İlk zamanlar öyle sancılı geçmişti ki yaşadığımı bile hissetmiyordum sanki.

O gün, onu son kez gördüğüm, son kez başımı göğsüne yasladığım gündü. Çırpınışlarımdan başka birşey hatırlamıyordum.

Bilincim o an kapanmıştı. Ara ara uyanıp tanıdık olmayan simalar gördüğümü hatırlamıyorum. Herşeyin rüya olduğunu düşünüyordum o melankolik halimle.

Sonra bir odada gözlerimi açmıştım. Çok tanıdık bir odaydı burası. Hastane odasıydı. İçeriye girenleri görür görmez gözlerim arkalara kaymıştı. Toprak'ı beklemiştim ama gelmemişti. Benim o olmadan Ankara'da ne işim vardı ki.
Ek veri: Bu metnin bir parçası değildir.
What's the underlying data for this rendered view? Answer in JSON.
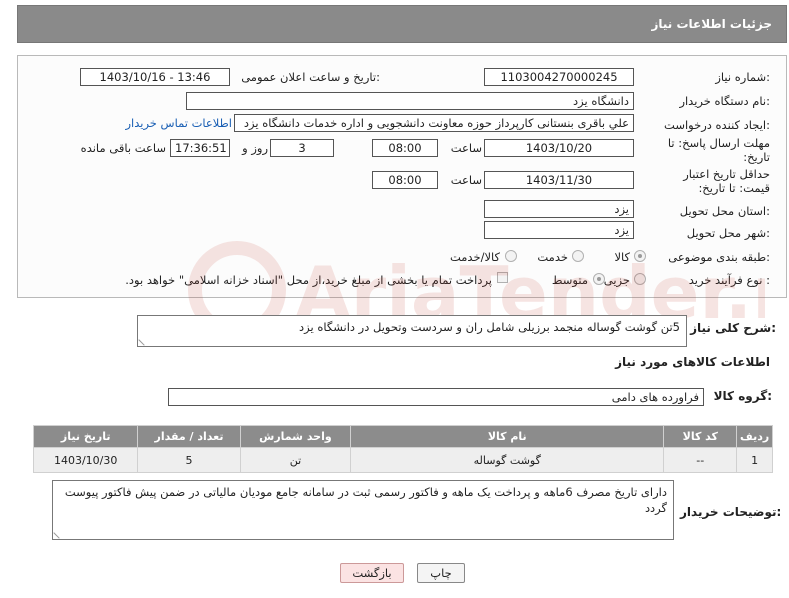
{
  "header": {
    "title": "جزئیات اطلاعات نیاز"
  },
  "form": {
    "need_number": {
      "label": "شماره نیاز:",
      "value": "1103004270000245"
    },
    "announce_datetime": {
      "label": "تاریخ و ساعت اعلان عمومی:",
      "value": "1403/10/16 - 13:46"
    },
    "buyer_org": {
      "label": "نام دستگاه خریدار:",
      "value": "دانشگاه یزد"
    },
    "requester": {
      "label": "ایجاد کننده درخواست:",
      "value": "علي باقری بنستانی کارپرداز حوزه معاونت دانشجویی و اداره خدمات دانشگاه یزد",
      "contact_link": "اطلاعات تماس خریدار"
    },
    "reply_deadline": {
      "label": "مهلت ارسال پاسخ: تا تاریخ:",
      "date": "1403/10/20",
      "time_label": "ساعت",
      "time": "08:00",
      "days": "3",
      "days_label": "روز و",
      "remaining": "17:36:51",
      "remaining_label": "ساعت باقی مانده"
    },
    "price_validity": {
      "label": "حداقل تاریخ اعتبار قیمت: تا تاریخ:",
      "date": "1403/11/30",
      "time_label": "ساعت",
      "time": "08:00"
    },
    "delivery_province": {
      "label": "استان محل تحویل:",
      "value": "یزد"
    },
    "delivery_city": {
      "label": "شهر محل تحویل:",
      "value": "یزد"
    },
    "category": {
      "label": "طبقه بندی موضوعی:",
      "options": [
        "کالا",
        "خدمت",
        "کالا/خدمت"
      ],
      "selected": "کالا"
    },
    "purchase_type": {
      "label": "نوع فرآیند خرید :",
      "options": [
        "جزیی",
        "متوسط"
      ],
      "selected": "متوسط",
      "payment_note": "پرداخت تمام یا بخشی از مبلغ خرید،از محل \"اسناد خزانه اسلامی\" خواهد بود."
    }
  },
  "summary": {
    "label": "شرح کلی نیاز:",
    "value": "5تن گوشت گوساله  منجمد برزیلی شامل ران و سردست وتحویل در دانشگاه یزد"
  },
  "goods_section": {
    "title": "اطلاعات کالاهای مورد نیاز",
    "group_label": "گروه کالا:",
    "group_value": "فراورده های دامی"
  },
  "items_table": {
    "headers": [
      "ردیف",
      "کد کالا",
      "نام کالا",
      "واحد شمارش",
      "تعداد / مقدار",
      "تاریخ نیاز"
    ],
    "rows": [
      [
        "1",
        "--",
        "گوشت گوساله",
        "تن",
        "5",
        "1403/10/30"
      ]
    ]
  },
  "buyer_notes": {
    "label": "توضیحات خریدار:",
    "value": "دارای تاریخ مصرف 6ماهه  و پرداخت یک ماهه و فاکتور رسمی ثبت در سامانه جامع مودیان مالیاتی در ضمن پیش فاکتور پیوست گردد"
  },
  "buttons": {
    "print": "چاپ",
    "back": "بازگشت"
  },
  "watermark": {
    "text": "AriaTender.neT"
  }
}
Sonra herşeyin rüya olduğundan şüphelenip elimi karnıma atmıştım. Ama buradaydı işte. Bebeğim yanımdaydı. Bir tek Toprak yoktu.

Sonradan öğrenmiştim herşeyi. Günlerdir uyutulduğumu, görev yerinden apar topar getirildiğimi, Toprak'ın naaşının ben uyurken kaldırıldığını.

İnkar etmiştim, yalan söylediklerini bile düşünmüştüm. Çünkü onun öldüğüne inanmıyordum.

Sonra bir gün onlar gelmişti yanıma. Bora, Esma, Gizem, Rüzgar, Yiğit ve Yiğit'in eşi. O gün neler olduğunu yalvar yakar sormuştum. Hepsi üzgündü. Hepsi yıkılmış gibiydi ama Rüzgar'da başka birşeyler vardı. Hâlâ her gelişinde gördüğüm o ifade mahcubiyet miydi yoksa başka birşey mi bilmiyorum.

O gün... Toprak'ın naaşının götürüldüğü arabanın bombalandığını söylemişti. Arabadaki askerlerin de şehit olduğunu, Toprak'ı tanınmaz bir halde olduğu için aileden kimseye göstermediklerinden bahsetmişti.

Yalandı...

Adım gibi emindim. Ölü bir askerin taşındığı aracın bombalanmasında hiçbir anlam yoktu bir kere. Yada neden göstermemişlerdi onu kimseye son kez. Ben neden günlerce uyutulmuştum da Toprak'ın cenazesinin ertesi günü uyanıyordum.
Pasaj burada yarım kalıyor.